Picture of Simon BryantSimon Bryant is a Canadian Physician currently volunteering with MSF in the Mediterranean

Editor’s note: This piece combines two of Simon’s blogs published on Médecins Sans Frontières’ staff blog ‘Moving Stories‘ on April 26th and May 4th respectively.

Since I arrived in Malta on April 18th over sixteen hundred people have drowned in the Mediterranean, and it’s sadly starting to look like the deadliest year ever for trans-Mediterranean crossings. European politicians have scrambled to respond and the “Triton” program, consisting of naval and coast guard ships patrolling Europe’s maritime frontiers, has just seen its funding tripled. Still it seems their objective won’t be specifically “search and rescue” (SAR) benefiting those near death and close to the Libyan coast, but rather “wait and see” much, much farther north. There’s chatter in the media about a possible “pull-factor” of Mediterranean SAR operations perhaps luring migrants to their deaths. But people at sea needing rescue and medical care can’t really wait for the long-term solution of peace and social justice in Syria, Libya, Eritrea, Iraq, and sub-Saharan Africa to begin, let alone fully kick in. They deserve at least a chance, and certainly nobody deserves to drown at sea.

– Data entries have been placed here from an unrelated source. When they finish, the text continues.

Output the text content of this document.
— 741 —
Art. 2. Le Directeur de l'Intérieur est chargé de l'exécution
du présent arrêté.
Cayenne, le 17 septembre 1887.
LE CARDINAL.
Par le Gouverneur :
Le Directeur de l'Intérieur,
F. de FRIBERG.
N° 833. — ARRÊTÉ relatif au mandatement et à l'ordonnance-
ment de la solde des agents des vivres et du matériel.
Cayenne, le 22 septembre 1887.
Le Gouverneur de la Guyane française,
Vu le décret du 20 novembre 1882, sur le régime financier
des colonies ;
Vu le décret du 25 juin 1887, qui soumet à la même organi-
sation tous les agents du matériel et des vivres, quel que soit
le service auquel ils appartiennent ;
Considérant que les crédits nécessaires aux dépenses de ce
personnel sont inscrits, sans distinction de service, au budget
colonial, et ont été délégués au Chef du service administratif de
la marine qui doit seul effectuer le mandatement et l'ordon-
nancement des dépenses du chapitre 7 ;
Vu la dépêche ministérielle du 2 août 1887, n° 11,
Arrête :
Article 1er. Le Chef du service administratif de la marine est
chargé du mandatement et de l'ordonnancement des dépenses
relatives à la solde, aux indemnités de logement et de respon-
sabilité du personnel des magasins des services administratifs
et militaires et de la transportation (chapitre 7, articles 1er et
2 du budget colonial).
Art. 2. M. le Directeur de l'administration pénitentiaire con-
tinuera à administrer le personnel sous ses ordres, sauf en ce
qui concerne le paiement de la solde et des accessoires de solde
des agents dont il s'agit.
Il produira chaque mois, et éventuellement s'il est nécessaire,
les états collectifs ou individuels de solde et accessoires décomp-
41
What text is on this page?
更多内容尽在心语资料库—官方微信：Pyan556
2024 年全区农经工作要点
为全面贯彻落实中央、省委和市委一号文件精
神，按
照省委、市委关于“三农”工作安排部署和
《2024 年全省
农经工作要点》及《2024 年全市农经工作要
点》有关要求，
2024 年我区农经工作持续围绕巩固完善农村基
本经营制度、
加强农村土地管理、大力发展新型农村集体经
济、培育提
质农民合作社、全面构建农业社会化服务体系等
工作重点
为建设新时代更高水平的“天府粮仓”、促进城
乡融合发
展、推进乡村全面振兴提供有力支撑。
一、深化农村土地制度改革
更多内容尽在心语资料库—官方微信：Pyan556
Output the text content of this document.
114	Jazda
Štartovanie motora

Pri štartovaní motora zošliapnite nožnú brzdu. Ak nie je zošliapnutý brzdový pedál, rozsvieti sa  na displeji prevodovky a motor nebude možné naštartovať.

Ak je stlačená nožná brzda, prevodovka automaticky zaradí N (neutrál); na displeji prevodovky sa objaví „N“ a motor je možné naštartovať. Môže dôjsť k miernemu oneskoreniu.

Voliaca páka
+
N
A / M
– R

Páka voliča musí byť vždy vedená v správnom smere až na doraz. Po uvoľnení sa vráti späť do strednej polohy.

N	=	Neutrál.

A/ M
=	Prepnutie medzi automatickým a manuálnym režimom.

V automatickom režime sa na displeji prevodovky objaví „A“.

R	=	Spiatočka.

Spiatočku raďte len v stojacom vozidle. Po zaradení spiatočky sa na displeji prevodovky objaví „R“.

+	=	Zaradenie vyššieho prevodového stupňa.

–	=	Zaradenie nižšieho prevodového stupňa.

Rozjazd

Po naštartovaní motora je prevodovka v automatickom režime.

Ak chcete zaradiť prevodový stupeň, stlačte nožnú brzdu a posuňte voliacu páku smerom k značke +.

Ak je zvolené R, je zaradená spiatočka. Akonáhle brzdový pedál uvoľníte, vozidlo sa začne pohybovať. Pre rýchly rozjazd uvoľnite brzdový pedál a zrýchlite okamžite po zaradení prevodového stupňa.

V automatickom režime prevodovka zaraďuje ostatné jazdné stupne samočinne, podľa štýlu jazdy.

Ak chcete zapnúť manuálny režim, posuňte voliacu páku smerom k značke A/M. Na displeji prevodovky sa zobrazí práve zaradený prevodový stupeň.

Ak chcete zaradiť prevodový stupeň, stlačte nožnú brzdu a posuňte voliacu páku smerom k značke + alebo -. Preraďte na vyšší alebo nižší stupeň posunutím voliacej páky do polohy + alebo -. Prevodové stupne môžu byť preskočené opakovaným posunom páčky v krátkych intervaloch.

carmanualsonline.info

My six team-mates on this pilot project are all veteran Doctors Without Borders/Médecins Sans Frontières (MSF) staff, with far more than a few dozen missions amongst them, but it’s the first such on a ship for all of us. There’s a lot involved in setting up for a six-month season, rescuing and providing medical care for an estimated 10,000 persons! A typical day begins at 8 a.m. making our way in the crazy Malta traffic to the shipyard and/or bonded warehouse near the airport, then some combination of picking through boxes to find just what you’re looking for, carrying supplies onboard or stacking and sorting in our warehouse at the shipyard, and setting up our clinic onboard the Phoenix. Medications and supplies are getting organized into sea-worthy storage, and equipment unpacked and tested and batteries checked and charged. A “cold chain” cooler with backup batteries is going in, for perishable medications and some vaccines. The obligatory meetings and other interruptions must happen, such as a safety-tour of the ship and briefing from the captain, etc. One day rolls quickly into the next.

[W]e’re equipping the clinic with some serious medical equipment including a Dash 4000 monitor with capnometry, oximetry, EKG, and temp probe, a portable iStat chemistry analyzer, two oxygen concentrators, an ultrasonic nebulizer, a Monnal T50 ventilator and associated supplies, EZ-IO drill and supplies, prn isolation tent, diagnostics for malaria, Hepatitis E, and other conditions, obstetrical and gynecological equipment and supplies such as fetal doppler ultrasound, vacuum extractor, and so on. We wouldn’t and won’t have to use any of it, in a perfect world, but it would be more than a shame to come up short at a critical time, in this imperfect one.

The Phoenix and the MSF flag finally sailed out of safe harbor at noon on May 2nd. Journalists hustled onto an accompanying boat to record the event, and a helicopter made several overview passes as we entered open water. This mission obviously saves lives and relieves human suffering. It also inevitably and not to be disingenuous about it, intentionally makes a political statement that European governments are using the mediterranean as a border fence, very deliberately not providing adequate SAR capability in the waters they are responsible for by international convention and any standard of human decency. Safe, legal ways must be made available for these justifiably desperate “boat people” to apply for asylum without risking their lives in this way.

Picture of one of the MSF Phoenix’s RHIBs (rigid hull inflatable boats) with staff assisting boat migrants

Photo © Ikram N’gadi/MSF, May 3, 2015

It’s midnight May 3rd under a full moon at the end of our first full day at sea. At noon we began three and a half hours of bringing 369 people on board who before our arrival were praying for their lives without pumps, lifejackets, or any realistic hope of staying afloat or alive much longer. All have received medical treatment as needed, water, clothing, food, and a blanket for the night. The search-and rescue (SAR) team is now painstakingly ferrying another 110 people from a precarious inflatable raft to a diverted oil-tanker. The wind and current have cruelly carried the fragile migrant craft far away from the much larger vessel, which only an hour ago loomed over us as a 16-meter steel wall. We’re standing by on the Phoenix with searchlights on the scene, glad there are no critically-ill aboard the inflatable.

Whatever the reasons these people began their journeys from Eritrea, Bangladesh, Nigeria, Syria, or wherever, they have in many cases since come through a kind of hell I do not like to think about. I simply won in the birth lottery, and they lost. Embarking in those very dubious craft to traverse the Mediterranean, they were prepared to risk death over the life they’d come to know, through no fault of their own. They have stories to break your heart, and are some of my heroes.